Could DNA evidence suggest Aaron Kosminski was Jack the Ripper?
Catherine Eddowes was brutally murdered on September 30, 1888. Catherine was the second victim in the so called "double event". Elizabeth Stride was murdered earlier that evening.
On the night Catherine Eddowes was murdered a shawl was reported to have been left close to the body. This shawl ended up in the possession of David Melville-Hayes. He suggests Acting Sergeant Amos Simpson had previously asked his superiors if he could take it home to give to his wife, a dressmaker. Allegedly the shawl was taken home, stowed away and was never washed. The story told suggests Melville-Hayes's great-grandmother passed the shawl down to Mary Simpson, then to his grandmother, Eliza Smith, and then his mother, Eliza Mills, later Hayes.
in 1991 David Melville-Hayes passed the shawl to Scotland Yard's Crime Museum. It was never on display as the provenance of the shawl could not be guaranteed. David later took re-possession of the shawl and it was shown at a subsequent Jack the Ripper conference.
The shawl would have been expensive to buy. Catherine was shown to have pawned items in the days leading to her murder, so it was unlikely she was the owner. This is a theory Russell Edwards subscribes to. Russell Edwards, a Birkenhead-born businessman, purchased the shawl at auction in 2007. He acknowledges there is no provenance for the shawl. The shawl is reported to have DNA on it from both the murder victim and the killer.

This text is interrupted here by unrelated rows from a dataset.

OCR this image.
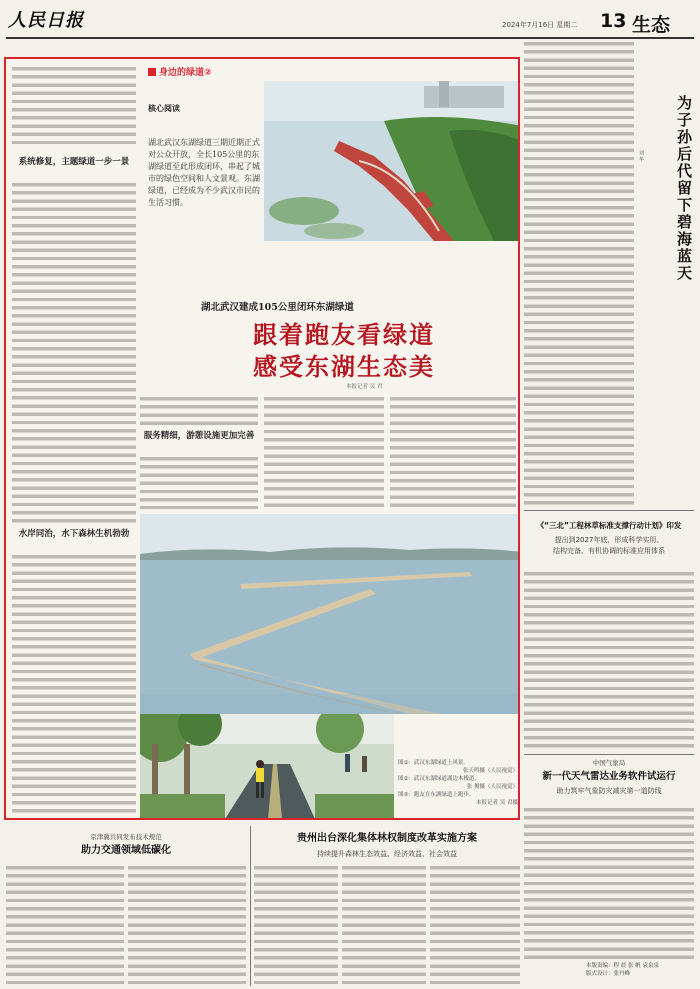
人民日报	2024年7月16日 星期二 13 生态
系统修复，主题绿道一步一景
水岸同治，水下森林生机勃勃
身边的绿道②
核心阅读
湖北武汉东湖绿道三期近期正式对公众开放，全长105公里的东湖绿道至此形成闭环，串起了城市的绿色空间和人文景观。东湖绿道，已经成为不少武汉市民的生活习惯。
湖北武汉建成105公里闭环东湖绿道
跟着跑友看绿道
感受东湖生态美
本报记者 吴 君
服务精细，游憩设施更加完善
图①：武汉东湖绿道上风景。
张天鸣摄（人民视觉）
图②：武汉东湖绿道湖边木栈道。
张 俊摄（人民视觉）
图③：跑友在东湖绿道上跑步。
本报记者 吴 君摄
为子孙后代留下碧海蓝天
刘 华
《“三北”工程林草标准支撑行动计划》印发
提出到2027年底，形成科学实用、
结构完备、有机协调的标准应用体系
中国气象局
新一代天气雷达业务软件试运行
助力筑牢气象防灾减灾第一道防线
京津冀共同发布技术规范
助力交通领域低碳化
贵州出台深化集体林权制度改革实施方案
持续提升森林生态效益、经济效益、社会效益
本版责编：程 晨 张 帆 袁泉泉
版式设计：张丹峰
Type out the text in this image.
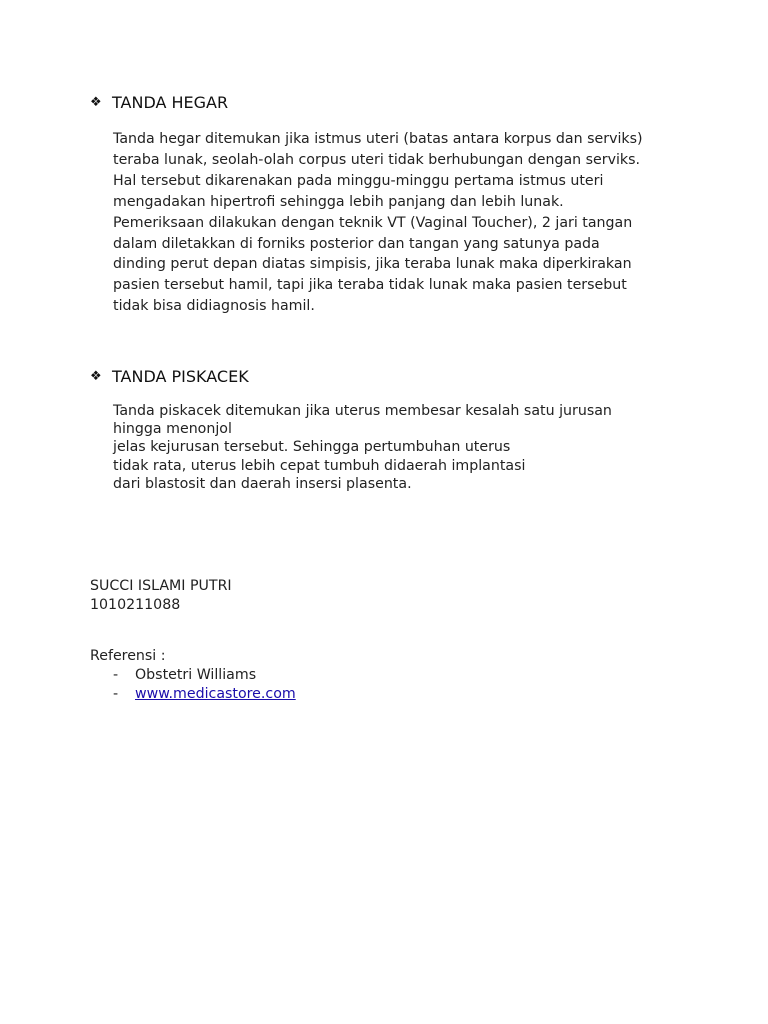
❖ TANDA HEGAR

Tanda hegar ditemukan jika istmus uteri (batas antara korpus dan serviks)
teraba lunak, seolah-olah corpus uteri tidak berhubungan dengan serviks.
Hal tersebut dikarenakan pada minggu-minggu pertama istmus uteri
mengadakan hipertrofi sehingga lebih panjang dan lebih lunak.
Pemeriksaan dilakukan dengan teknik VT (Vaginal Toucher), 2 jari tangan
dalam diletakkan di forniks posterior dan tangan yang satunya pada
dinding perut depan diatas simpisis, jika teraba lunak maka diperkirakan
pasien tersebut hamil, tapi jika teraba tidak lunak maka pasien tersebut
tidak bisa didiagnosis hamil.

❖ TANDA PISKACEK

Tanda piskacek ditemukan jika uterus membesar kesalah satu jurusan
hingga menonjol
jelas kejurusan tersebut. Sehingga pertumbuhan uterus
tidak rata, uterus lebih cepat tumbuh didaerah implantasi
dari blastosit dan daerah insersi plasenta.

SUCCI ISLAMI PUTRI
1010211088
Referensi :
-	Obstetri Williams
-	www.medicastore.com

Enter Dr Jari Louhelainen, Senior Lecturer in Molecular Biology at Liverpool John Moores University! DrLouhelainen extracted 126-year-old DNA from the shawl found by the body of Catherine Eddowes. Using cutting-edge techniques, Dr Louhelainen was able to prove a 100% match that the DNA belonged to Polish migrant Aaron Kosminski. Dr Louhelainen said that dark blood stains were “consistent with arterial blood spatter caused by slashing”.
Aaron Kosminski was very poor and born during the 1860's. Anti-Semitism in Russia was very high during his youth, and perhaps was the reason that his family left Russia around 1881.
The scientific analysis of the shawl and search for descendants of Catherine Eddowes and Kosminski took over three years.
However a report in the Independent states Dr Jari Louhelainen is said to have made an "error of nomenclature" when using a DNA database to calculate the chances of a genetic match.
Four experts, which incude Professor Sir Alec Jeffreys, the inventor of genetic fingerprinting, believe an error was made by Dr Louhelainen.They say the error means no DNA connection can be made between Kosminski and Eddowes. Any suggestion therefore that the Ripper and Kosminski are the same person appears to be based on conjecture and supposition.
Experts with detailed knowledge of the GMI's mtDNA database claimed that Dr Louhelainen made an "error of nomenclature" because the mutation in question should be written as "315.1C" and not "314.1C". Had Dr Louhelainen done this, and followed standard forensic practice, he would have discovered the mutation was not rare at all but shared by more than 99 per cent of people of European descent.